Levels of Grx2 in HeLa cells after treatment with PAO, Dox, BSO, and Cd. HeLa cells at a density of 50–70% were treated for 24 h with 0.1 nM PAO, 10 μM Dox, 100 μM BSO, or 20 μM Cd. The levels of Grx2 were determined by ELISA. The SDs are indicated. Significance of the difference between the means of the control group and the individual test group was calculated by using Student's t test. The following number of experiments were performed: n = 12, control group; n = 3, PAO, Dox, BSO, and Cd. No, P > 0.05; *, P ≤ 0.05; **, P ≤ 0.01; ***, P ≤ 0.005.

Fig. 6.

Oxidative modifications of proteins in untreated, control, and Grx2 knockdown HeLa cells.
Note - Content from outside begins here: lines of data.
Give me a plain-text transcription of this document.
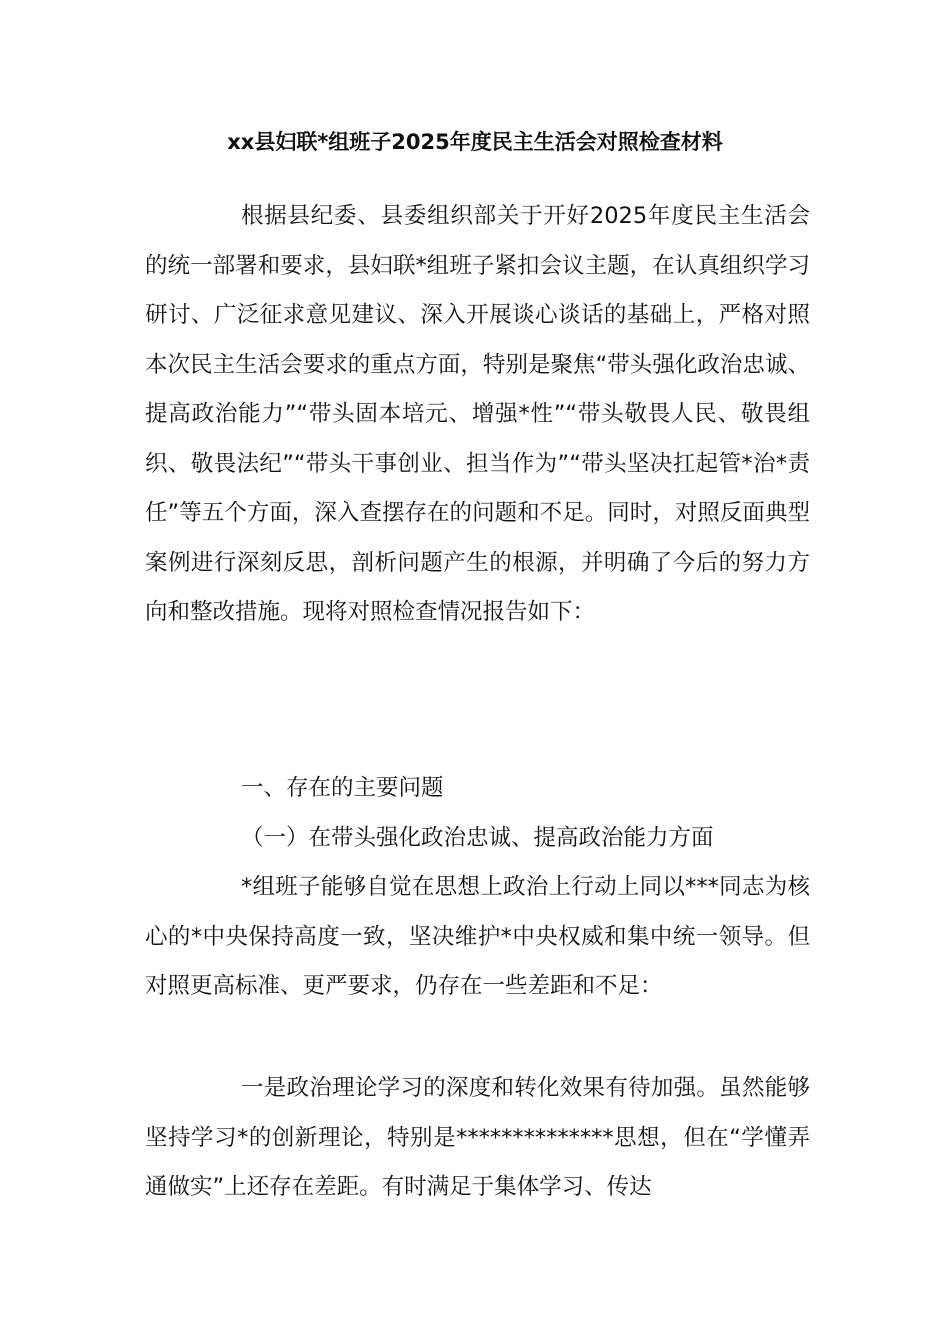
xx县妇联*组班子2025年度民主生活会对照检查材料

根据县纪委、县委组织部关于开好2025年度民主生活会的统一部署和要求，县妇联*组班子紧扣会议主题，在认真组织学习研讨、广泛征求意见建议、深入开展谈心谈话的基础上，严格对照本次民主生活会要求的重点方面，特别是聚焦“带头强化政治忠诚、提高政治能力”“带头固本培元、增强*性”“带头敬畏人民、敬畏组织、敬畏法纪”“带头干事创业、担当作为”“带头坚决扛起管*治*责任”等五个方面，深入查摆存在的问题和不足。同时，对照反面典型案例进行深刻反思，剖析问题产生的根源，并明确了今后的努力方向和整改措施。现将对照检查情况报告如下：

一、存在的主要问题

（一）在带头强化政治忠诚、提高政治能力方面

*组班子能够自觉在思想上政治上行动上同以***同志为核心的*中央保持高度一致，坚决维护*中央权威和集中统一领导。但对照更高标准、更严要求，仍存在一些差距和不足：

一是政治理论学习的深度和转化效果有待加强。虽然能够坚持学习*的创新理论，特别是**************思想，但在“学懂弄通做实”上还存在差距。有时满足于集体学习、传达
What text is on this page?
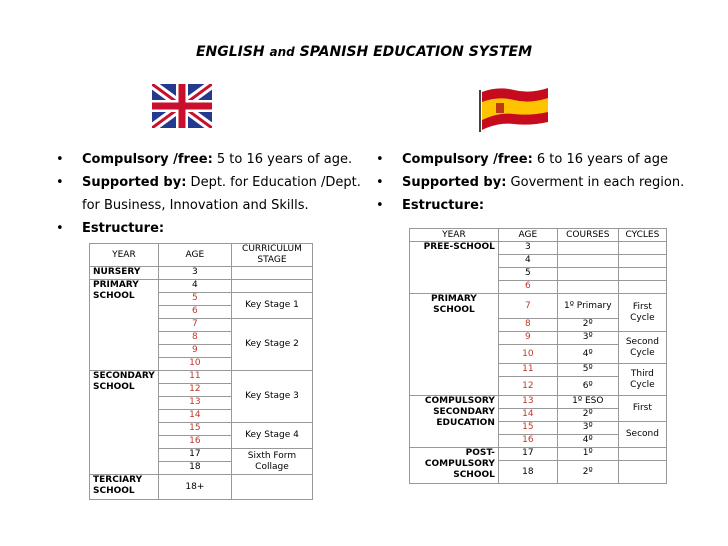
ENGLISH and SPANISH EDUCATION SYSTEM
• Compulsory /free: 5 to 16 years of age.
• Supported by: Dept. for Education /Dept. for Business, Innovation and Skills.
• Estructure:
• Compulsory /free: 6 to 16 years of age
• Supported by: Goverment in each region.
• Estructure:
YEAR	AGE	CURRICULUM STAGE
NURSERY	3	
PRIMARY SCHOOL	4	
	5	Key Stage 1
	6	
	7	Key Stage 2
	8	
	9	
	10	
SECONDARY SCHOOL	11	Key Stage 3
	12	
	13	
	14	
	15	Key Stage 4
	16	
	17	Sixth Form Collage
	18	
TERCIARY SCHOOL	18+	
YEAR	AGE	COURSES	CYCLES
PREE-SCHOOL	3		
	4		
	5		
	6		
PRIMARY SCHOOL	7	1º Primary	First Cycle
	8	2º	
	9	3º	Second Cycle
	10	4º	
	11	5º	Third Cycle
	12	6º	
COMPULSORY SECONDARY EDUCATION	13	1º ESO	First
	14	2º	
	15	3º	Second
	16	4º	
POST-COMPULSORY SCHOOL	17	1º	
	18	2º	
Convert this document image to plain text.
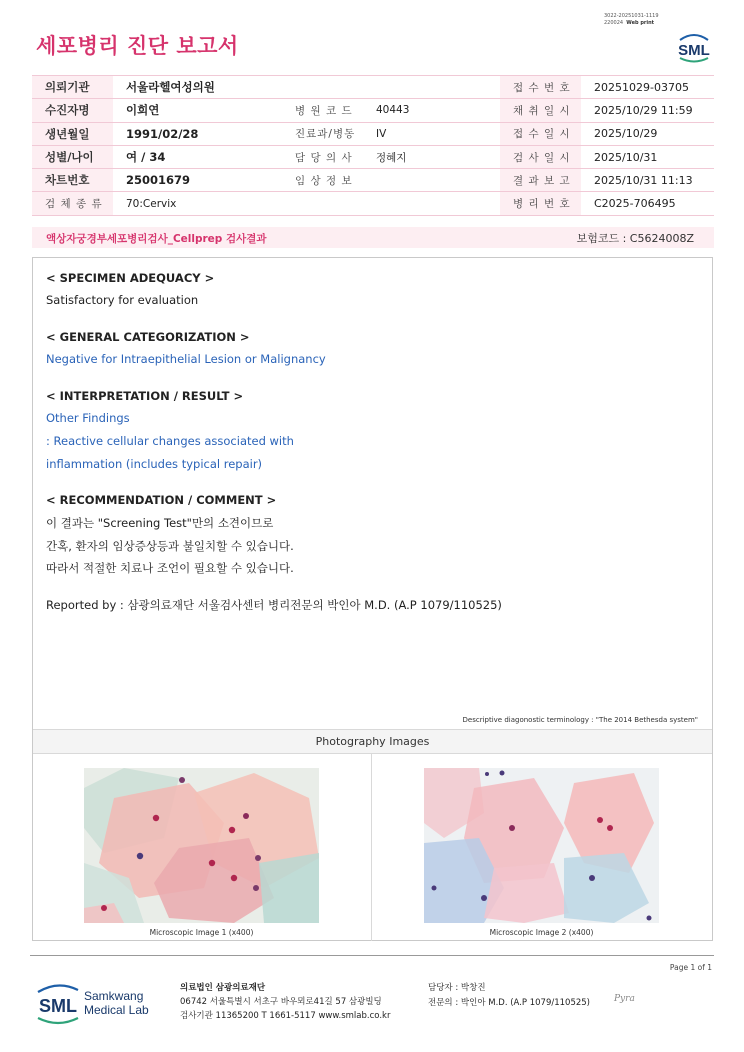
세포병리 진단 보고서
3022-20251031-1119
220024 Web print
SML
의뢰기관	서울라헬여성의원			접 수 번 호	20251029-03705
수진자명	이희연	병 원 코 드	40443	채 취 일 시	2025/10/29 11:59
생년월일	1991/02/28	진료과/병동	IV	접 수 일 시	2025/10/29
성별/나이	여 / 34	담 당 의 사	정혜지	검 사 일 시	2025/10/31
차트번호	25001679	임 상 정 보		결 과 보 고	2025/10/31 11:13
검 체 종 류	70:Cervix			병 리 번 호	C2025-706495
액상자궁경부세포병리검사_Cellprep 검사결과	보험코드 : C5624008Z
< SPECIMEN ADEQUACY >
Satisfactory for evaluation
< GENERAL CATEGORIZATION >
Negative for Intraepithelial Lesion or Malignancy
< INTERPRETATION / RESULT >
Other Findings
: Reactive cellular changes associated with
inflammation (includes typical repair)
< RECOMMENDATION / COMMENT >
이 결과는 "Screening Test"만의 소견이므로
간혹, 환자의 임상증상등과 불일치할 수 있습니다.
따라서 적절한 치료나 조언이 필요할 수 있습니다.
Reported by : 삼광의료재단 서울검사센터 병리전문의 박인아 M.D. (A.P 1079/110525)
Descriptive diagonostic terminology : "The 2014 Bethesda system"
Photography Images
Microscopic Image 1 (x400)	Microscopic Image 2 (x400)
Page 1 of 1
SML Samkwang
Medical Lab
의료법인 삼광의료재단
06742 서울특별시 서초구 바우뫼로41길 57 삼광빌딩
검사기관 11365200 T 1661-5117 www.smlab.co.kr
담당자 : 박창진
전문의 : 박인아 M.D. (A.P 1079/110525)	Pyra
Protein carbonylation (A) and glutathionylation (B and C) in HeLa cells, HeLa cells transfected with an unspecific siRNA (scr), and HeLa cells transfected with the human Grx2-specific siRNA-TS28 (TS28). (A) Dot blot of total cell extracts after treatment with 0.2 μM Dox for 24 h. (B) Western blot of cell extracts (40 μg per sample) by using antiglutathione moiety Abs specific for protein-mixed disulfides with glutathione. Lane 1, Untreated HeLa cells; lane 2, transfected with an unspecific siRNA; lane 3, lane 2 treated with 25 μM Dox for 1 h; lane 4, transfected with human Grx2-specific siRNA-TS28; lane 5, lane 4 treated with 25 μM Dox for 1 h, and lane 6, untreated HeLa cells. (C) Dot blot of total cell extracts (10 μg per sample). Treatment with 50 μM diamide for 1 h was used as positive control. The same extract treated with 10 mM DTT for 30 min was used as negative control. siRNA-TS28-transfected cells were additionally treated with 25 μM Dox for 1 h before harvesting.